Yesterday’s Future Tomorrow!
Monday, September 22nd, 2008It happens to me somewhat frequently that I’m blown away by some technological miracle that has quietly become commonplace. I ponder sometimes whether this is more a factor of the age I’m living in or just my age, but I seldom write about it because it always seems that the subject has become just that, commonplace.
A couple of nights ago I found myself in the now rare circumstances of being alone in my house at night, disinclined to wander very far from these circumstances, and I got the idea in my head that I’d like to check out Terry Gilliam’s version of Fear and Loathing in Las Vegas again. I saw the movie in the theater when it came out and didn’t exactly like it. Part of this is doubtless the relationship I have with the book: it is one of a handful that set a hook in me and over a period of years I read it again and again. Right off this sets any retelling at a disadvantage because every break with canon (particularly evident in a narration-heavy book) bangs this little discordant gong.
But particularly with Fear and Loathing in Las Vegas I was also jarred by how different the tone of the movie seemed to me than the book: darker, more enmeshed in delirious drug visuals, the whip-smart and mordant humor of the text dulled by Johnny Depp’s slurred and deadpan impersonation of Thompson’s characteristic voice (silent forever, alas, alas).
But I thought from time to time (my serial reading habit for the book having gone by the wayside) that perhaps Gilliam’s was the fairer interpretation of the work: strip away Thompson’s more polished literary voice and what remains is a tale of nearly nihilistic, drug-fueled mayhem. At some point I thought I’d have to give the movie another viewing.
I don’t really do video on demand. Actually I’m generally hopelessly behind the technological times. I was late getting a CD player, a computer, way behind the curve on the mobile phone. I caught up with the broadcast version of Lost once, having gotten partway via DVDs (having arrived, late to the party, at Netflix) but didn’t care for watching television on the computer. The Netflix on-demand option won’t talk to my computer or the Tivo and while I’m sure Comcast has a host of options they’d love to place at my disposal, I have avoided this additional time and money drain by the expedient of just not bothering to figure it out. I have to press enough buttons to watch teevee as it is.
But a friend recently made me the generous birthday gift of an iPod Touch and I thought I’d check out the iTunes Music Store experience of renting a movie (such bad branding, call it the Media store or something) and the brave not-so-new world of portable media at the same time.
I recently maligned the hell out of the iTMS but like a hypocrite I continue to go there when convenient (it lives in my damn music player! It’s evil genius!), demonstrating maybe that getting someone to set up an account with a recurring pay option is the true holy grail of online selling. It is easy: the reasonable $3 rental option made it easier still. That’s a cup of coffee (and not a fancy one). I was not impressed with the download time or the time to transfer to the iPod, but these days I can never tell how much of any internet-related lag is my ridiculously obsolete computer, so Apple dodged a bullet there. Beyond time, the process had what I have generally found to be the Apple appeal: it pretty much did itself, download the movie, plug in the iPod, and there it was. Ready to watch.

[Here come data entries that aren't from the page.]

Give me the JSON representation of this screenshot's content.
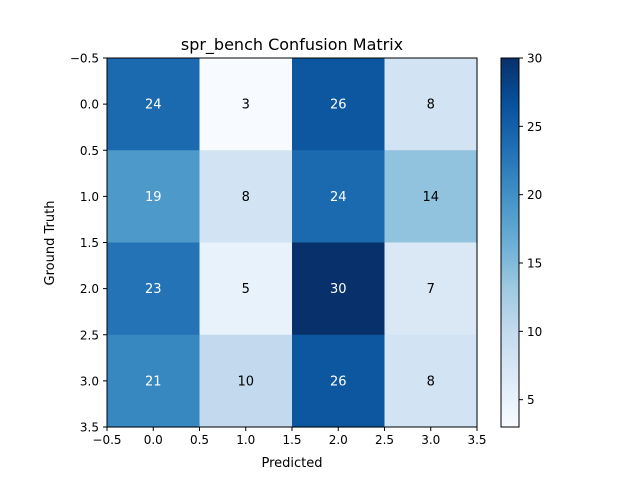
{
  "chart_data": {
    "type": "heatmap",
    "title": "spr_bench Confusion Matrix",
    "xlabel": "Predicted",
    "ylabel": "Ground Truth",
    "colormap": "Blues",
    "matrix": [
      [
        24,
        3,
        26,
        8
      ],
      [
        19,
        8,
        24,
        14
      ],
      [
        23,
        5,
        30,
        7
      ],
      [
        21,
        10,
        26,
        8
      ]
    ],
    "xlim": [
      -0.5,
      3.5
    ],
    "ylim": [
      3.5,
      -0.5
    ],
    "x_ticks": [
      "−0.5",
      "0.0",
      "0.5",
      "1.0",
      "1.5",
      "2.0",
      "2.5",
      "3.0",
      "3.5"
    ],
    "y_ticks": [
      "−0.5",
      "0.0",
      "0.5",
      "1.0",
      "1.5",
      "2.0",
      "2.5",
      "3.0",
      "3.5"
    ],
    "colorbar": {
      "min": 3,
      "max": 30,
      "ticks": [
        5,
        10,
        15,
        20,
        25,
        30
      ],
      "tick_labels": [
        "5",
        "10",
        "15",
        "20",
        "25",
        "30"
      ]
    }
  }
}
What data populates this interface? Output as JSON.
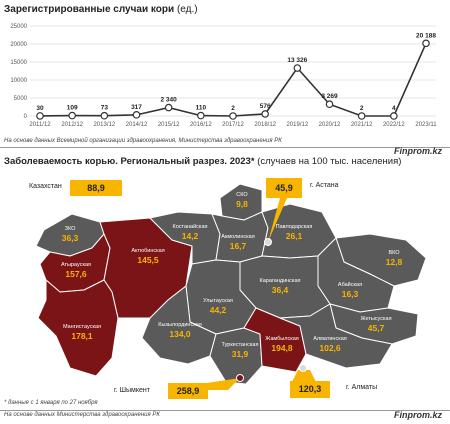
{
  "chart_data": [
    {
      "type": "line",
      "title": "Зарегистрированные случаи кори",
      "unit": "(ед.)",
      "x": [
        "2011/12",
        "2012/12",
        "2013/12",
        "2014/12",
        "2015/12",
        "2016/12",
        "2017/12",
        "2018/12",
        "2019/12",
        "2020/12",
        "2021/12",
        "2022/12",
        "2023/11"
      ],
      "values": [
        30,
        109,
        73,
        317,
        2340,
        110,
        2,
        576,
        13326,
        3269,
        2,
        4,
        20188
      ],
      "value_labels": [
        "30",
        "109",
        "73",
        "317",
        "2 340",
        "110",
        "2",
        "576",
        "13 326",
        "3 269",
        "2",
        "4",
        "20 188"
      ],
      "ylim": [
        0,
        25000
      ],
      "yticks": [
        0,
        5000,
        10000,
        15000,
        20000,
        25000
      ],
      "ytick_labels": [
        "0",
        "5000",
        "10000",
        "15000",
        "20000",
        "25000"
      ],
      "grid": true,
      "line_color": "#333333",
      "source": "На основе данных Всемирной организации здравоохранения, Министерства здравоохранения РК",
      "brand": "Finprom.kz"
    },
    {
      "type": "choropleth-map",
      "title": "Заболеваемость корью. Региональный разрез. 2023*",
      "unit": "(случаев на 100 тыс. населения)",
      "regions": [
        {
          "name": "ЗКО",
          "value": "36,3",
          "highlight": false
        },
        {
          "name": "Атырауская",
          "value": "157,6",
          "highlight": true
        },
        {
          "name": "Актюбинская",
          "value": "145,5",
          "highlight": true
        },
        {
          "name": "Мангистауская",
          "value": "178,1",
          "highlight": true
        },
        {
          "name": "Костанайская",
          "value": "14,2",
          "highlight": false
        },
        {
          "name": "СКО",
          "value": "9,8",
          "highlight": false
        },
        {
          "name": "Акмолинская",
          "value": "16,7",
          "highlight": false
        },
        {
          "name": "Павлодарская",
          "value": "26,1",
          "highlight": false
        },
        {
          "name": "ВКО",
          "value": "12,8",
          "highlight": false
        },
        {
          "name": "Карагандинская",
          "value": "36,4",
          "highlight": false
        },
        {
          "name": "Абайская",
          "value": "16,3",
          "highlight": false
        },
        {
          "name": "Улытауская",
          "value": "44,2",
          "highlight": false
        },
        {
          "name": "Жетысуская",
          "value": "45,7",
          "highlight": false
        },
        {
          "name": "Кызылординская",
          "value": "134,0",
          "highlight": false
        },
        {
          "name": "Алматинская",
          "value": "102,6",
          "highlight": false
        },
        {
          "name": "Туркестанская",
          "value": "31,9",
          "highlight": false
        },
        {
          "name": "Жамбылская",
          "value": "194,8",
          "highlight": true
        }
      ],
      "cities": [
        {
          "name": "г. Астана",
          "value": "45,9"
        },
        {
          "name": "г. Шымкент",
          "value": "258,9"
        },
        {
          "name": "г. Алматы",
          "value": "120,3"
        }
      ],
      "country": {
        "name": "Казахстан",
        "value": "88,9"
      },
      "colors": {
        "normal": "#5a5a5a",
        "highlight": "#7b1416",
        "label": "#f7b500",
        "callout": "#f7b500"
      },
      "footnote": "* данные с 1 января по 27 ноября",
      "source": "На основе данных Министерства здравоохранения РК",
      "brand": "Finprom.kz"
    }
  ]
}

Sometimes it’s not so bad to be technologically remidial: I was very much the old world ape at that moment, astonished and delighted as the magic stone in my paws opened up a business-card lozenge and entertained me with moving pictures. I thought the movie held up well, and I enjoyed watching it a lot, despite the pint-sized format. (I could get into the fact that my primary television box cannot talk to the media center on my computer, despite being connected to it by an ethernet cable, but Tivo will have to wait another day for my lash).
I discovered that “rental” is a magic word that makes DRM not mean squat to me, which may be an ethically inconsistent position, but my relationship to intellectual property is nothing if not ethically inconsistent. Honestly the fact that it vanished after a day seemed like a feature: rental without the return trip. I still can’t dredge up much interest in the all-access, no ownership model of music delivery, but then I never wanted to rent music in the first place. I wouldn’t say my life has been revolutionized. But I did enjoy bringing my movie with me to take a pee.